Tingkatkan Pengawasan, Pemkot Ambon Pasang 37 CCTV

oleh -38 Dilihat
oleh

AMBON, MPNews.com – Untuk meningkatkan pengawasan pada sejumlah ruang publik, Pemerintah Kota (Pemkot) Ambon pasang 37 CCTV dan menyediakan internet gratis.

Langkah ini bukan sekadar proyek digitalisasi, tetapi pondasi penting transformasi Ambon menuju Smart City yang menekankan keamanan warga dan kualitas layanan publik secara real time.

Komitmen itu ditegaskan Wali Kota dan Wakil Wali Kota Ambon yang ingin memastikan pelayanan pemerintah tak lagi bergantung pada laporan manual, tetapi berbasis data lapangan yang dapat dipantau langsung setiap detik.

Kepala Dinas Kominfo Kota Ambon, Ronald Lekransy  menjelaskan, pemasangan CCTV dan fasilitas internet publik merupakan strategi utama memperkuat infrastruktur digital kota.

“Kenapa CCTV dan internet publik jadi prioritas? Karena keduanya adalah pondasi Smart City — keamanan warga dan kualitas pelayanan harus terpantau setiap detik,” ujarnya kepada wartawan, Rabu (26/11/2025).

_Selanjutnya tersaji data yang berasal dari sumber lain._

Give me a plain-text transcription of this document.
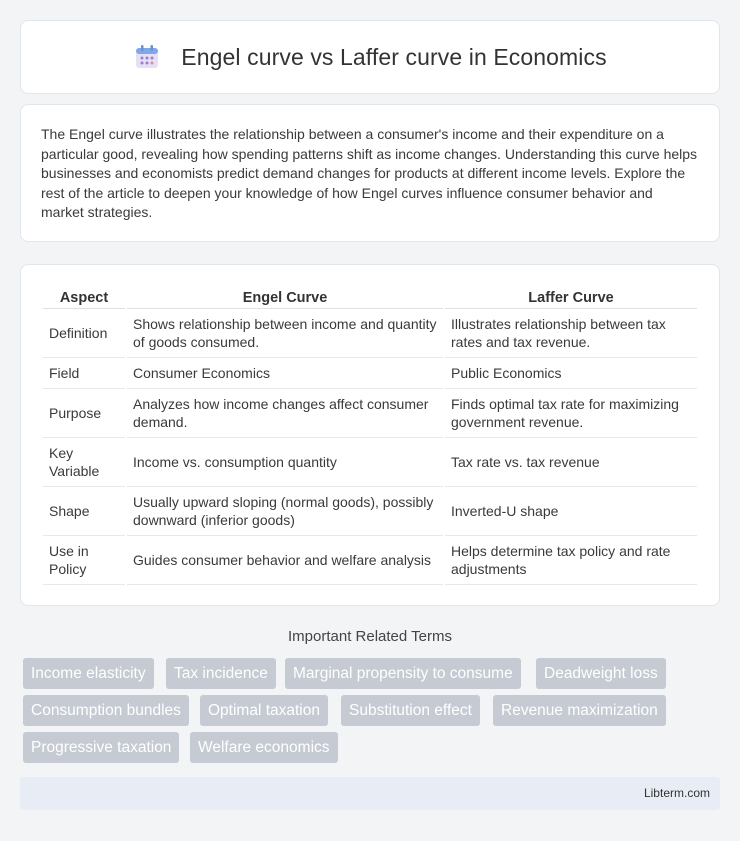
Engel curve vs Laffer curve in Economics

The Engel curve illustrates the relationship between a consumer's income and their expenditure on a particular good, revealing how spending patterns shift as income changes. Understanding this curve helps businesses and economists predict demand changes for products at different income levels. Explore the rest of the article to deepen your knowledge of how Engel curves influence consumer behavior and market strategies.

Aspect	Engel Curve	Laffer Curve
Definition	Shows relationship between income and quantity of goods consumed.	Illustrates relationship between tax rates and tax revenue.
Field	Consumer Economics	Public Economics
Purpose	Analyzes how income changes affect consumer demand.	Finds optimal tax rate for maximizing government revenue.
Key Variable	Income vs. consumption quantity	Tax rate vs. tax revenue
Shape	Usually upward sloping (normal goods), possibly downward (inferior goods)	Inverted-U shape
Use in Policy	Guides consumer behavior and welfare analysis	Helps determine tax policy and rate adjustments
Important Related Terms
Income elasticity	Tax incidence	Marginal propensity to consume	Deadweight loss
Consumption bundles	Optimal taxation	Substitution effect	Revenue maximization
Progressive taxation	Welfare economics
Libterm.com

Sebanyak 37 CCTV kini aktif mengawasi titik-titik vital Ambon. Pengawasan ini tidak hanya menyasar ruang publik, tetapi juga layanan kesehatan. Melalui dashboard digital, Wali Kota dapat melihat kondisi puskesmas secara langsung.

“Kalau Pak Wali melihat puskesmas belum buka atau masyarakat menunggu pelayanan, beliau langsung instruksi. Tidak ada alasan menunda pelayanan,” tegasnya.

Sementara itu, sebanyak 19 CCTV Khusus Lalu Lintas

“Dari total CCTV yang terpasang, 19 unit difokuskan pada jalur lalu lintas untuk memantau potensi kecelakaan, kriminalitas jalanan, hingga kemacetan,” ungkapnya.

Langkah ini disebut menjawab dua kebutuhan utama warga Ambon:
– Keamanan masyarakat
Kota dipantau 24 jam untuk mencegah potensi kejahatan dan meningkatkan rasa aman.
– Pelayanan publik tanpa celah

Sehingga, tidak ada lagi fenomena kantor layanan tutup saat jam kerja; seluruh aktivitas terpantau otomatis.

Pihaknya menambahkan, Smart City bukan lagi slogan, tetapi cara kerja baru yang menuntut respons cepat, transparansi, dan keterhubungan antar layanan.

“Jika fase pertama ini berjalan efektif, Ambon akan masuk ke tahap berikutnya: integrasi penuh seluruh layanan publik dan sistem digital yang terhubung langsung dengan masyarakat,” tandasnya. (**)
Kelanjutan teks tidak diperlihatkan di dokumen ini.